In this way, an arrayStacking can be generated for each instance within the test collection.
Once all the arrayStacking are built, it is possible to generate training models that learn from the errors and successes of each of the dimensions in the collection, where each dimension represents a competing system. In this way, classical classification algorithms would determine which systems to consider to obtain the final class. The algorithms that it is proposed to use are SVM, KNNfn, Decision Tree (DT), Random Forest (RF), and Naive Bayes (NB). It is also proposed apply a 10-cross validation scheme for their evaluation.
4.1.3 Deep Learning Stacking
This approach is very similar to classic stacking since arrayStacking is generated in the same way as in the equation 2. However, for this variant, it is proposed to use classification based on deep learning. In particular, a neural network with ten hidden layers to ensure that the best relationship is found between the outputs of the participating systems and the real class of each instance. Table 2 summarizes the principal characteristics of the Deep Learning algorithm proposed.
Hidden Layers | 10 |
Neurons per layer | 1000 |
Activation function | Relu |
Neurons of the final layer | 5 |
Final layer | Softmax |
Loss function | Categorical Cross Entropy |
Optimizer | Adam |
Epochs | 50 |
Just like the previous section, it is also proposed to apply a 10-cross validation scheme for their evaluation.
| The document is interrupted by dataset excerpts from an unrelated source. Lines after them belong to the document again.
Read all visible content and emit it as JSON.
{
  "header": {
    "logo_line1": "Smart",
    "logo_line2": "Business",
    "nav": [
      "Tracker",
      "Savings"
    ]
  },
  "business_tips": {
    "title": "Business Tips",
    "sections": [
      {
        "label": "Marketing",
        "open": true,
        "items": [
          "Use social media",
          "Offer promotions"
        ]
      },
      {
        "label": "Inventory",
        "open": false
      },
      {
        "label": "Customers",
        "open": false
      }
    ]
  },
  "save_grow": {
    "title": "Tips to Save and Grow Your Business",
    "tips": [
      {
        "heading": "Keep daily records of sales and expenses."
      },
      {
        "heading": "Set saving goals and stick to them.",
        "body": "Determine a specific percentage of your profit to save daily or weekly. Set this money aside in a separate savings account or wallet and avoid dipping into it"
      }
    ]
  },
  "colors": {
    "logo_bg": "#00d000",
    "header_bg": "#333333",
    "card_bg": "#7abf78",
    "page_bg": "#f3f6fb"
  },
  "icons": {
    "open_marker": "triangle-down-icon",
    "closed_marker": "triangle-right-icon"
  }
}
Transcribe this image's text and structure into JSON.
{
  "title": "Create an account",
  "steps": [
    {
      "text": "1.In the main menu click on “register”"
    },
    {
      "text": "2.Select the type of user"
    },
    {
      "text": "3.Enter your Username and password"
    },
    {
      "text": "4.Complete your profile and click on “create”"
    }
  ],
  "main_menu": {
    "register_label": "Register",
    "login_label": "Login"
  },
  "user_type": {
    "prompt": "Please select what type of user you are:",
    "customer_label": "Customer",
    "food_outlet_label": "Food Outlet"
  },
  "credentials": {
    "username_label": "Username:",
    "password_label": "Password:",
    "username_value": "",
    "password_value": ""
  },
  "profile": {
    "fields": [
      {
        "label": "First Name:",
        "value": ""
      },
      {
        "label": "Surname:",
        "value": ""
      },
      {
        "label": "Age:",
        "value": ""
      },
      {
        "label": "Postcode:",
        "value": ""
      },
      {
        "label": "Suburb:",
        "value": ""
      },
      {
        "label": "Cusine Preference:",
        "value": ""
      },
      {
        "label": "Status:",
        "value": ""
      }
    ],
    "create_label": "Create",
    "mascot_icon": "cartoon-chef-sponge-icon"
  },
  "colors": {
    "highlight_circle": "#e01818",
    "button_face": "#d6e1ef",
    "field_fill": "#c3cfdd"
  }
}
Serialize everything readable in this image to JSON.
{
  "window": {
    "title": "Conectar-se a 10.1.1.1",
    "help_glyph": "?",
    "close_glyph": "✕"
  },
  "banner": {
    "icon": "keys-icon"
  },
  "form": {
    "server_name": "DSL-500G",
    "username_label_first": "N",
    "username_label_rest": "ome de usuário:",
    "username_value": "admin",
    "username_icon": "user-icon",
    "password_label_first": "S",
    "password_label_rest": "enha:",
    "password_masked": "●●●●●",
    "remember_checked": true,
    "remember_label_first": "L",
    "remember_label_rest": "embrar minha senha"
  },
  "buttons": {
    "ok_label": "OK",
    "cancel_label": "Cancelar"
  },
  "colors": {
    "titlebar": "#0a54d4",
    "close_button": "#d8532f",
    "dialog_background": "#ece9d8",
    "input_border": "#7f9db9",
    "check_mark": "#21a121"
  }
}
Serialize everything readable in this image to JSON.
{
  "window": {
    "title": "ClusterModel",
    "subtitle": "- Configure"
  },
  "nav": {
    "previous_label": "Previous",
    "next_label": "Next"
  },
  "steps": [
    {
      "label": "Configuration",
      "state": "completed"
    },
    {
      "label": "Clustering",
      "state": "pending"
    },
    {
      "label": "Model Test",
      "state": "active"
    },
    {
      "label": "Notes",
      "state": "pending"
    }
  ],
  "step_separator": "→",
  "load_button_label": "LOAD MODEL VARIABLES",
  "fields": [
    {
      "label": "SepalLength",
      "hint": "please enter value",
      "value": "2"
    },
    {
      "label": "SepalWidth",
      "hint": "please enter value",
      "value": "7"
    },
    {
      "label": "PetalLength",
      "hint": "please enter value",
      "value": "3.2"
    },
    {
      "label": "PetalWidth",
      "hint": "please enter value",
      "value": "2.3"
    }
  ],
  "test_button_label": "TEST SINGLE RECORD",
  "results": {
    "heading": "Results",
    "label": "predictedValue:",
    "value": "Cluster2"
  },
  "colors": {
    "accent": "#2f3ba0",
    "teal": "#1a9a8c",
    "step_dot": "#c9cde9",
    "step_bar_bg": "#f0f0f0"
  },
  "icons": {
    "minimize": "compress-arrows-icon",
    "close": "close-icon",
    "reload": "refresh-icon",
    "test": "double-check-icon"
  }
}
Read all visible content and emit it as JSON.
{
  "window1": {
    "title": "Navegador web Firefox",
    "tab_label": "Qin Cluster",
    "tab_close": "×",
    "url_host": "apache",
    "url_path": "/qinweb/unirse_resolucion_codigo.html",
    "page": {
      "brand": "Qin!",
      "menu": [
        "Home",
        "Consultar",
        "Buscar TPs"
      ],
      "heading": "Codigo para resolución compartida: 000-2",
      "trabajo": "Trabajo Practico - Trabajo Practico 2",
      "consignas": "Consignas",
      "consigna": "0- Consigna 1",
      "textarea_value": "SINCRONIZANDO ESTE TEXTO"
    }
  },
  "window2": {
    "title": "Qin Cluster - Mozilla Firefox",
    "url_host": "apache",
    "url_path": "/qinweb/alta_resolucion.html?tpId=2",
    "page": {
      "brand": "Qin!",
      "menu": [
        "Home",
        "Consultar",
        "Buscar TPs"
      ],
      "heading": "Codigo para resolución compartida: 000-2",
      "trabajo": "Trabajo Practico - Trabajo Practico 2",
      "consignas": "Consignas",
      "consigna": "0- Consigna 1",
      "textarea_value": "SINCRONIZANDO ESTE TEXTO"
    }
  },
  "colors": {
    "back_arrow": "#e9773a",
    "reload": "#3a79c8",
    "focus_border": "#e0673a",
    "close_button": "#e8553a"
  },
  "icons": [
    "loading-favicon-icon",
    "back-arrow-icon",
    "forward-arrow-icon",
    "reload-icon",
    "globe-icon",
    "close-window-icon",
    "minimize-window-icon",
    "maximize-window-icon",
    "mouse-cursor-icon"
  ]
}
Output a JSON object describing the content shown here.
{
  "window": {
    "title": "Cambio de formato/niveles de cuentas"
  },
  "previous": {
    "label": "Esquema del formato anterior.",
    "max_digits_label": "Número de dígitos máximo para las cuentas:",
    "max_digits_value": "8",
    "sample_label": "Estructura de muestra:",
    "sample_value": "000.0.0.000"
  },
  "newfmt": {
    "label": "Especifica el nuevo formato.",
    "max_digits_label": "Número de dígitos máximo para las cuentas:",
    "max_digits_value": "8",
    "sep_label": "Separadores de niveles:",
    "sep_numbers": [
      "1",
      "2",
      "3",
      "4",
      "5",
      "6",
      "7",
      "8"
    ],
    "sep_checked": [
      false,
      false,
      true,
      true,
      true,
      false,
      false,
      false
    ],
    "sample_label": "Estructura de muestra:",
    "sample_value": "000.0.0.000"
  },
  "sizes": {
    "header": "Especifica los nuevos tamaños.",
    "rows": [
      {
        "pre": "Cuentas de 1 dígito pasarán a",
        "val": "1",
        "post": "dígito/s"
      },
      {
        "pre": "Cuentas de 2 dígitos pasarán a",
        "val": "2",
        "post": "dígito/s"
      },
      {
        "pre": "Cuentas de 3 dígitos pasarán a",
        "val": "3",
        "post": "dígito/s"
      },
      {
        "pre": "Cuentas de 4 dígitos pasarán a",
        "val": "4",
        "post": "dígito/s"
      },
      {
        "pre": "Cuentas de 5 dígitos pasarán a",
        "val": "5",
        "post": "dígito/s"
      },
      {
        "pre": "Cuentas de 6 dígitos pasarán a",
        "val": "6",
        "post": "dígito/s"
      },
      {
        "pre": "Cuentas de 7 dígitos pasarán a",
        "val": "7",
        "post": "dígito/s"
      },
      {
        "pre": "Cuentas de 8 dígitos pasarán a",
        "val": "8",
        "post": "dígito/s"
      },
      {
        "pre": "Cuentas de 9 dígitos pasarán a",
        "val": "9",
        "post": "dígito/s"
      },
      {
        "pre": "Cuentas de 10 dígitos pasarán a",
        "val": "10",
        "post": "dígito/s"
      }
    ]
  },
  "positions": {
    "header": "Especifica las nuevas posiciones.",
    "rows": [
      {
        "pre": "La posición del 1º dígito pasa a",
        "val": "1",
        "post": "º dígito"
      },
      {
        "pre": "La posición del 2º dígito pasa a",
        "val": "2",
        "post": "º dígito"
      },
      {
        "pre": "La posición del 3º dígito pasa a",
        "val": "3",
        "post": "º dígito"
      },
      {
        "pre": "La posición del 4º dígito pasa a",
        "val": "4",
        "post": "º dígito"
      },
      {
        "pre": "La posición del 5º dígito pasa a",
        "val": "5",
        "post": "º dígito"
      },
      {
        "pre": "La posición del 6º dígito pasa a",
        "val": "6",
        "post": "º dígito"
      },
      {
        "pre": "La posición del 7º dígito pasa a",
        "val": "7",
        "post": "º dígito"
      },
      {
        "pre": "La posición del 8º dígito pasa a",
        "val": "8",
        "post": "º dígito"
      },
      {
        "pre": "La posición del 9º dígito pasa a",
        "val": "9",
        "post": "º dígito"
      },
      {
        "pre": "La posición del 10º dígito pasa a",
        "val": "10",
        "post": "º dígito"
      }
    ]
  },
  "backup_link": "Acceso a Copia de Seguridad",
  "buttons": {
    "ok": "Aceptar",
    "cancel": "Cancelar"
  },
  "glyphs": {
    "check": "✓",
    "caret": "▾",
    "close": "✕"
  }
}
4.2 Rest-Mex Sentiment Analysis Corpus
For the Rest-Mex, the idea was to analyze Online Travel Reviews issued by tourists who visited the most representative tourist attractions in Guanajuato, Mexico. This collection was obtained from the tourists who shared their opinions on TripAdvisor between 2002 and 2020 [3]. Each opinion’s class is an integer between [1, 5].
The corpus consists of 7,413 OTRs shared by tourists. The organizers use a 70/30 partition to divide into train and test. This means that we used 5,197 labeled instances for the train partition, while 2,216 were used as unlabeled instances for the test partitionfn.
Table 3 shows the distribution of the instances for the sentiment analysis task for the train and test partitions.
Class | Polarity | Train instances | Test instances |
1 | Very negative | 80 | 35 |
2 | Negative | 145 | 63 |
3 | Neutral | 686 | 295 |
4 | Positive | 1596 | 685 |
5 | Very positive | 2690 | 1138 |
5197 | 2216 |
Table 4 shows the different attraction in the collection and their polarity average. Also, an OTR example is included per attraction in the original language for illustration purposes. It is possible to observe that there are places that have better rating by tourists. On the other hand, attractions such as Kissing Alley, Hidalgo Market, or the Museum of Mummies are the worst rated. It is also important to mention that the average is 4.27, which is consistent with the class imbalance since negative polarity appears infrequently in the collection. This makes the worst-rated places also the hardest to get good ranking results.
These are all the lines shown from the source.